Internet addiction is big business. For example, you - yes, you - can get certified by the Zur Institute for internet addiction and the psychology of the web for just US$139. The head of the institute, Dr Ofer Zur belongs to that camp of psychotherapy which does not assume pathology is at the source of all our problems, and that sometimes we should seek help simply on the basis of feeling a bit awry. Likening his consultations to a dental checkup or changing the oil in a car is a curious way of explaining one's practice (especially since the first sounds painful, and the latter a bit mechanistic). There is also a great deal of palaver on those virtue words like family, love, and community that are pretty stock-in-trade expressions to woo those for whom heavy jargon is a bit too daunting.
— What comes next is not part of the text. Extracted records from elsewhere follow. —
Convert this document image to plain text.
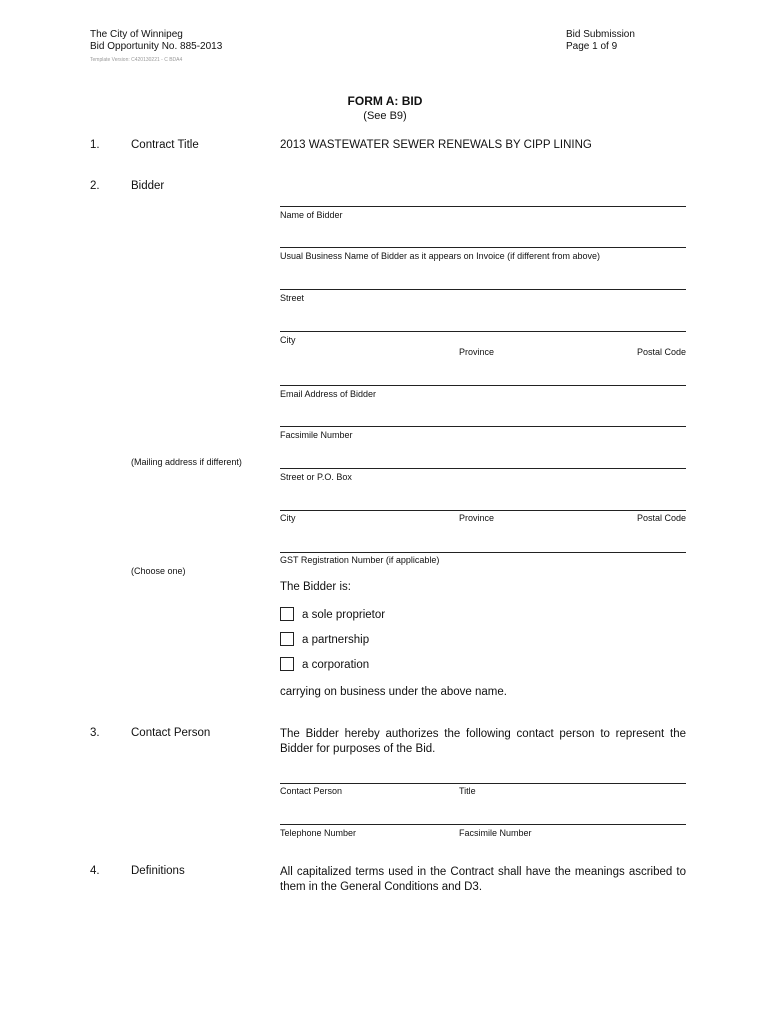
The City of Winnipeg
Bid Opportunity No. 885-2013
Template Version: C420130221 - C BDA4
Bid Submission
Page 1 of 9
FORM A: BID
(See B9)
1.	Contract Title	2013 WASTEWATER SEWER RENEWALS BY CIPP LINING
2.	Bidder
Name of Bidder
Usual Business Name of Bidder as it appears on Invoice (if different from above)
Street
City
Province	Postal Code
Email Address of Bidder
Facsimile Number
(Mailing address if different)
Street or P.O. Box
City	Province	Postal Code
GST Registration Number (if applicable)
(Choose one)
The Bidder is:
a sole proprietor
a partnership
a corporation
carrying on business under the above name.
3.	Contact Person	The Bidder hereby authorizes the following contact person to represent the Bidder for purposes of the Bid.
Contact Person	Title
Telephone Number	Facsimile Number
4.	Definitions	All capitalized terms used in the Contract shall have the meanings ascribed to them in the General Conditions and D3.
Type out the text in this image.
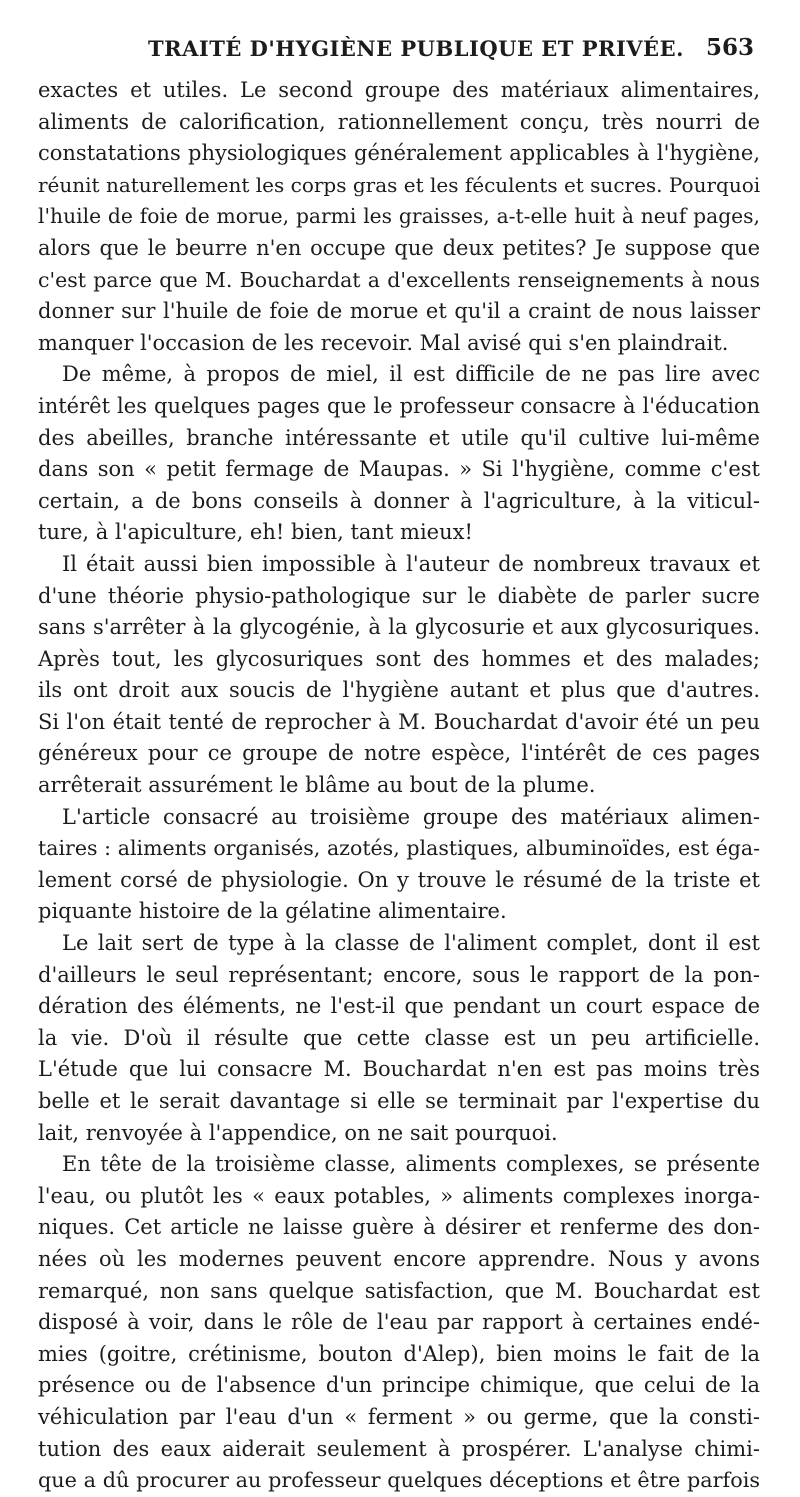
TRAITÉ D'HYGIÈNE PUBLIQUE ET PRIVÉE. 563
exactes et utiles. Le second groupe des matériaux alimentaires,
aliments de calorification, rationnellement conçu, très nourri de
constatations physiologiques généralement applicables à l'hygiène,
réunit naturellement les corps gras et les féculents et sucres. Pourquoi
l'huile de foie de morue, parmi les graisses, a-t-elle huit à neuf pages,
alors que le beurre n'en occupe que deux petites? Je suppose que
c'est parce que M. Bouchardat a d'excellents renseignements à nous
donner sur l'huile de foie de morue et qu'il a craint de nous laisser
manquer l'occasion de les recevoir. Mal avisé qui s'en plaindrait.
De même, à propos de miel, il est difficile de ne pas lire avec
intérêt les quelques pages que le professeur consacre à l'éducation
des abeilles, branche intéressante et utile qu'il cultive lui-même
dans son « petit fermage de Maupas. » Si l'hygiène, comme c'est
certain, a de bons conseils à donner à l'agriculture, à la viticul-
ture, à l'apiculture, eh! bien, tant mieux!
Il était aussi bien impossible à l'auteur de nombreux travaux et
d'une théorie physio-pathologique sur le diabète de parler sucre
sans s'arrêter à la glycogénie, à la glycosurie et aux glycosuriques.
Après tout, les glycosuriques sont des hommes et des malades;
ils ont droit aux soucis de l'hygiène autant et plus que d'autres.
Si l'on était tenté de reprocher à M. Bouchardat d'avoir été un peu
généreux pour ce groupe de notre espèce, l'intérêt de ces pages
arrêterait assurément le blâme au bout de la plume.
L'article consacré au troisième groupe des matériaux alimen-
taires : aliments organisés, azotés, plastiques, albuminoïdes, est éga-
lement corsé de physiologie. On y trouve le résumé de la triste et
piquante histoire de la gélatine alimentaire.
Le lait sert de type à la classe de l'aliment complet, dont il est
d'ailleurs le seul représentant; encore, sous le rapport de la pon-
dération des éléments, ne l'est-il que pendant un court espace de
la vie. D'où il résulte que cette classe est un peu artificielle.
L'étude que lui consacre M. Bouchardat n'en est pas moins très
belle et le serait davantage si elle se terminait par l'expertise du
lait, renvoyée à l'appendice, on ne sait pourquoi.
En tête de la troisième classe, aliments complexes, se présente
l'eau, ou plutôt les « eaux potables, » aliments complexes inorga-
niques. Cet article ne laisse guère à désirer et renferme des don-
nées où les modernes peuvent encore apprendre. Nous y avons
remarqué, non sans quelque satisfaction, que M. Bouchardat est
disposé à voir, dans le rôle de l'eau par rapport à certaines endé-
mies (goitre, crétinisme, bouton d'Alep), bien moins le fait de la
présence ou de l'absence d'un principe chimique, que celui de la
véhiculation par l'eau d'un « ferment » ou germe, que la consti-
tution des eaux aiderait seulement à prospérer. L'analyse chimi-
que a dû procurer au professeur quelques déceptions et être parfois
The would-be soc-med addiction therapist would do well to get a hand in before the market is picked clean by "psychopportunism". But, again, we must return to our question of "are we neurotic?" The short answer is yes. The long answer is also yes, but with added qualifiers that also lead to yes by the circumspect route of intellectual good manners. We may see nothing strange and neurotic as we text each other across the room, or think twice of the mounting panic we feel when the internet is down or the batteries in our devices are dead, but our connection anxiety is always there, compelling us to face the Gorgon of our soc-med responsibilities. Responsibility? Duty? Obligation? More and more our "leisure" activities online seem to resemble work as we tend to the perpetually shabby gardens of our online selves. But that is the real trick, is it not? Filling our time with endless work that has no productive value, keeping us occupied with our now amplified virtual selves to prevent the parlous acts of thinking or, gasp and soc-med forfend, make trouble for the state.
I am a neurotic soc-med addict in search of my label-maker. I am a broken ego in search of some clinical saviour to mend me whole. I freely acknowledge all of these things, and so must now take my leave to broadcast my affliction upon all soc-media profiles.